IGNACIO CAMACHO-ABC

  • El crédito de un gobernante queda por los suelos cuando casi nadie es capaz de tomar su amago de renuncia en serio

Descontrol, estupefacción, caos, incertidumbre. Son mensajes que transmitían ayer miembros de la cúpula socialista, incapaces de entender el mecanismo mental de su jefe y presos de un ataque de orfandad preventiva que les empuja a un desesperado cierre de filas. La oposición habla de irresponsabilidad, de una crisis de Estado provocada por inmadurez, narcisismo o veleidad frívola, como si a los adversarios de Sánchez les preocupase que su silla esté vacía. Unos y otros se acusan mutuamente de populistas y todos, también los ciudadanos, intuyen al margen de sus preferencias que esta especie de espantá suspensiva no tiene una explicación unívoca. Lo cierto es que al presidente le quedaban pocas instituciones que deteriorar y ha terminado por provocarse a sí mismo una avería.

Porque es difícil que salga indemne de este psicodrama. Aun si lo que busca es un aclamatorio cierre de filas, un plebiscito emocional o una cuestión parlamentaria de confianza, el zarandeo autoinfligido ya no puede concluir con su autoridad intacta. Ha enseñado un flanco débil, por mucho que lo intente encubrir con esa almibarada y victimista declaración romántica que ningún asesor sensato le habría aconsejado incluir en la famosa carta, y se le ha visto el cartón detrás de su fachada de audacia. Amén de que proclamarse enamorado no basta para disipar la sospecha de si esa pasión tan humana le llevó o no a favorecer a los patrocinadores de la carrera de su amada.
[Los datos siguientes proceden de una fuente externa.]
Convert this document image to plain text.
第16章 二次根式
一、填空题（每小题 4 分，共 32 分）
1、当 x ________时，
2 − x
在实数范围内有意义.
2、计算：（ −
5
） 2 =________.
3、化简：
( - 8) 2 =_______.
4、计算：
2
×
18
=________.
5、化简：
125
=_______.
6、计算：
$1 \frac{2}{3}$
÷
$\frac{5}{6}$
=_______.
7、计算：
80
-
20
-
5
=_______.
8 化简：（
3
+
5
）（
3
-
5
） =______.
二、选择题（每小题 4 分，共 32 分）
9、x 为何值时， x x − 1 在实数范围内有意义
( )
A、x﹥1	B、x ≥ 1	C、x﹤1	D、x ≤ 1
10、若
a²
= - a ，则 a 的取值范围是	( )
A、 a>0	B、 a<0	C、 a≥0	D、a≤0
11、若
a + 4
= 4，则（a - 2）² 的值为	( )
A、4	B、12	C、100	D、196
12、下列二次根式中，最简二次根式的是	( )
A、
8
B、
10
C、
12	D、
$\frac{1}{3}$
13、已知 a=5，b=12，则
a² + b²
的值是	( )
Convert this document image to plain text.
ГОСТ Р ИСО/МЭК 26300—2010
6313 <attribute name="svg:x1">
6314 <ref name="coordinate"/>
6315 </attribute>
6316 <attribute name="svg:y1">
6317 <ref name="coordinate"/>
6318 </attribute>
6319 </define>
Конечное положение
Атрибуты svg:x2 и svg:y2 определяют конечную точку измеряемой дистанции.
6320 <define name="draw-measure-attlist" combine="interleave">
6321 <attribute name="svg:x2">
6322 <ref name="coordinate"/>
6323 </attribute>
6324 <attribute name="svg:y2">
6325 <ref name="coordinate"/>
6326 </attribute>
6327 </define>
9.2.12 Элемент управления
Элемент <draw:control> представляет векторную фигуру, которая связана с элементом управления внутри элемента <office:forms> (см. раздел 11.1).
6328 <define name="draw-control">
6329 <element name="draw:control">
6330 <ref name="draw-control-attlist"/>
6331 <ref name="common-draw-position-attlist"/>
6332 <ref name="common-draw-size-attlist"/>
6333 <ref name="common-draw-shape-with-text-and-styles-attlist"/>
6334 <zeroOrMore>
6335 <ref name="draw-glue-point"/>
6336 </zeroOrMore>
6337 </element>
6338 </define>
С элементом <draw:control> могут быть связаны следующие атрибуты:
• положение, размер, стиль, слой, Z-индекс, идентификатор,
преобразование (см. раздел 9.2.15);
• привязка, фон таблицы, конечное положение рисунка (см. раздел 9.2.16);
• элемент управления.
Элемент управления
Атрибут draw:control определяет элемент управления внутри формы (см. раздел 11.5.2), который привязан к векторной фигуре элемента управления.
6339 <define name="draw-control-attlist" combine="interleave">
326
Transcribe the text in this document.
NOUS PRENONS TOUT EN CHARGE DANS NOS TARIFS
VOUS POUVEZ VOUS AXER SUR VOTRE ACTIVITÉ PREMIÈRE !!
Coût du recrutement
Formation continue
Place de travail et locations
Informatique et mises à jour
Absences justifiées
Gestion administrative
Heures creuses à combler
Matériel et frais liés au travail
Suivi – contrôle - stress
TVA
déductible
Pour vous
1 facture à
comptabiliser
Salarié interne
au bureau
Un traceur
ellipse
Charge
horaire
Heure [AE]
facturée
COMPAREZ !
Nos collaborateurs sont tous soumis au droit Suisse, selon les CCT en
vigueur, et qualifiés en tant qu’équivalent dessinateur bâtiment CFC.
Quizá no haya calculado el impacto reputacional de su movimiento. La palabra ‘corrupción’ apareció ayer vinculada a su nombre en los principales periódicos europeos. Se quede o se vaya –hay amplia mayoría de apuestas por lo primero– esa sombra le perseguirá como un espectro. Y el hecho de que casi nadie tome su amago de renuncia en serio demuestra que su credibilidad está por los suelos. En un momento que se supone crucial, dramático incluso para sus seguidores, la gente piensa que se trata de su enésimo golpe de efecto y se burla con ‘memes’ crueles que transforman sus palabras en letras de bolero. Un gobernante con tan exigua presunción de veracidad no está en condiciones de inspirar respeto.

Nada de esto significa que en caso de seguir no vaya a salirle bien la pirueta. A corto plazo, el pánico a la pérdida del poder puede servir para cohesionar a la izquierda ante las elecciones catalanas y equilibrar la desventaja en las europeas planteándolas como una batalla crucial contra el avance de las derechas. Pero el coste de una maniobra de esta clase, en términos de fractura civil y de responsabilidad institucional –¿eso qué es?–, resultaría muy superior a su posible renta. Y tal vez sin pretenderlo haya dejado una duda abierta. Porque ahora la pregunta correcta no es la que él dice haberse formulado sobre si ser presidente merece la pena, sino la de si España y los españoles merecen que lo sea.